GPS shares have advanced nearly 38% in the past 6 months. This is the kind of stock we want to include in our portfolio – one that is trending well and receiving positive earnings estimate revisions.

Image Source: StockCharts

Notice how both the 50-day (blue line) and 200-day (red line) moving averages are sloping up. The stock has been making a series of higher highs and recently experienced a ‘golden cross’, whereby the 50-day moving average crosses above the longer-term 200-day average. With both strong fundamentals and technicals, GPS is poised to continue its outperformance.

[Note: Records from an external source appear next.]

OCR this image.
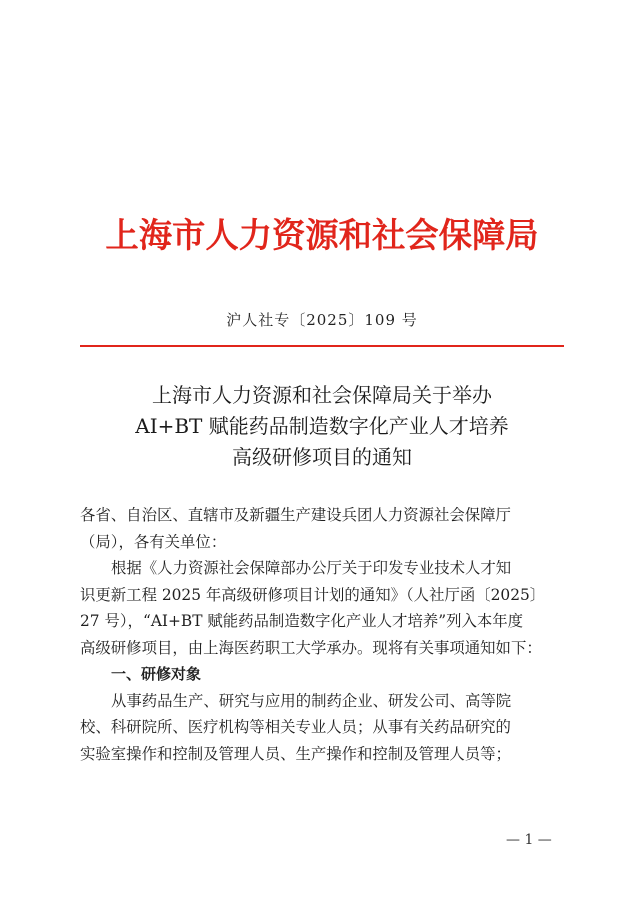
上海市人力资源和社会保障局
沪人社专〔2025〕109 号
上海市人力资源和社会保障局关于举办
AI+BT 赋能药品制造数字化产业人才培养
高级研修项目的通知
各省、自治区、直辖市及新疆生产建设兵团人力资源社会保障厅
（局），各有关单位：
根据《人力资源社会保障部办公厅关于印发专业技术人才知
识更新工程 2025 年高级研修项目计划的通知》（人社厅函〔2025〕
27 号），“AI+BT 赋能药品制造数字化产业人才培养”列入本年度
高级研修项目，由上海医药职工大学承办。现将有关事项通知如下：
一、研修对象
从事药品生产、研究与应用的制药企业、研发公司、高等院
校、科研院所、医疗机构等相关专业人员；从事有关药品研究的
实验室操作和控制及管理人员、生产操作和控制及管理人员等；
— 1 —
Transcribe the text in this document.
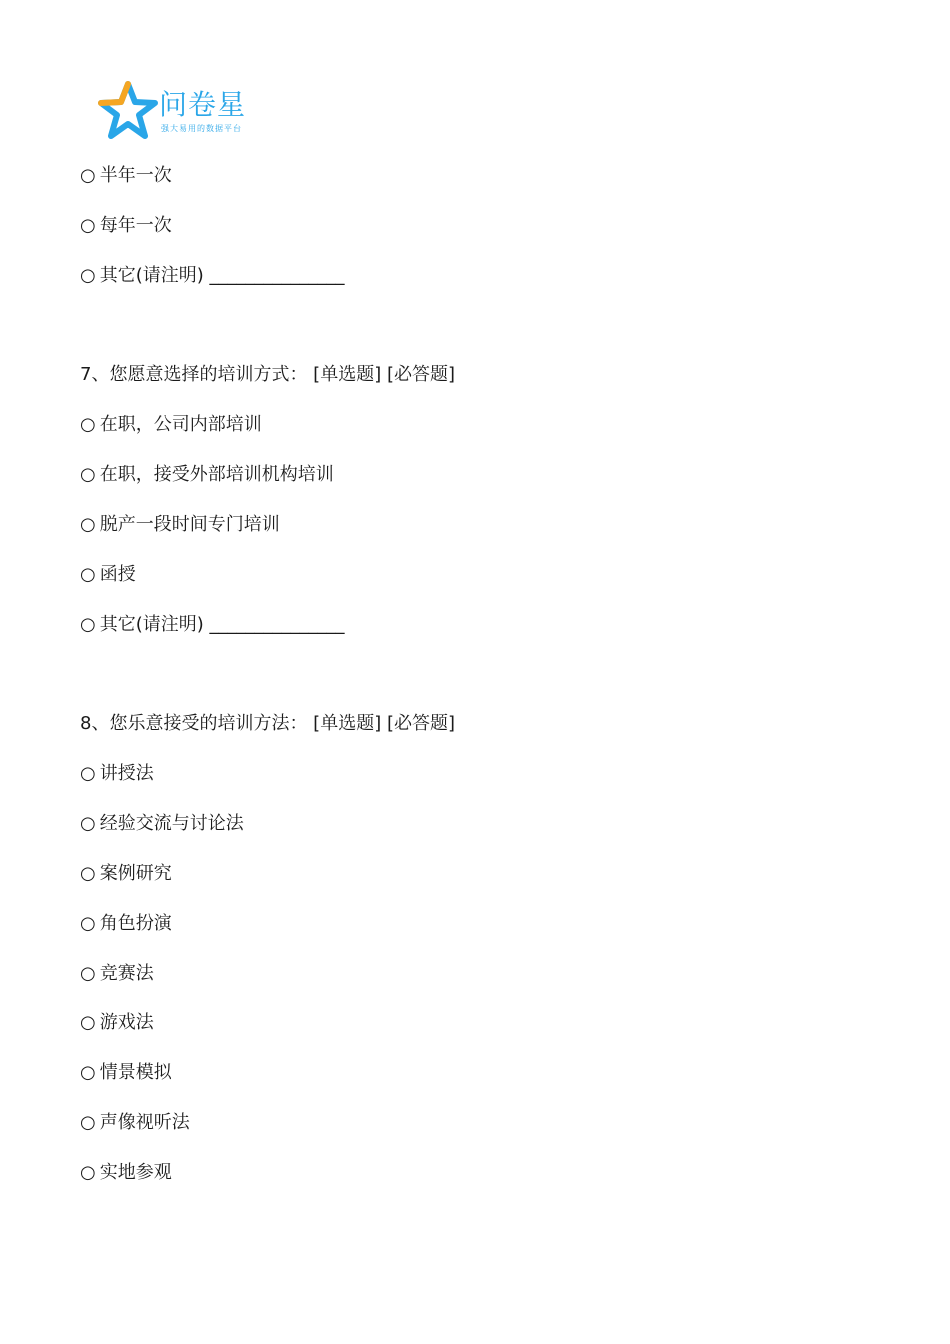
问卷星
强大易用的数据平台
○ 半年一次
○ 每年一次
○ 其它(请注明) _______________
7、您愿意选择的培训方式： [单选题] [必答题]
○ 在职，公司内部培训
○ 在职，接受外部培训机构培训
○ 脱产一段时间专门培训
○ 函授
○ 其它(请注明) _______________
8、您乐意接受的培训方法： [单选题] [必答题]
○ 讲授法
○ 经验交流与讨论法
○ 案例研究
○ 角色扮演
○ 竞赛法
○ 游戏法
○ 情景模拟
○ 声像视听法
○ 实地参观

Empirical research shows a strong correlation between near-term stock movements and trends in earnings estimate revisions. As we know, The Gap has recently witnessed positive revisions. As long as this trend remains intact (and GPS continues to deliver earnings beats), the stock will likely continue its bullish run into the end of this year and beyond.

Bottom Line

Backed by a leading industry group and impressive history of earnings beats, it’s not difficult to see why this company is a compelling investment. Robust fundamentals combined with an appealing technical trend certainly justify adding shares to the mix.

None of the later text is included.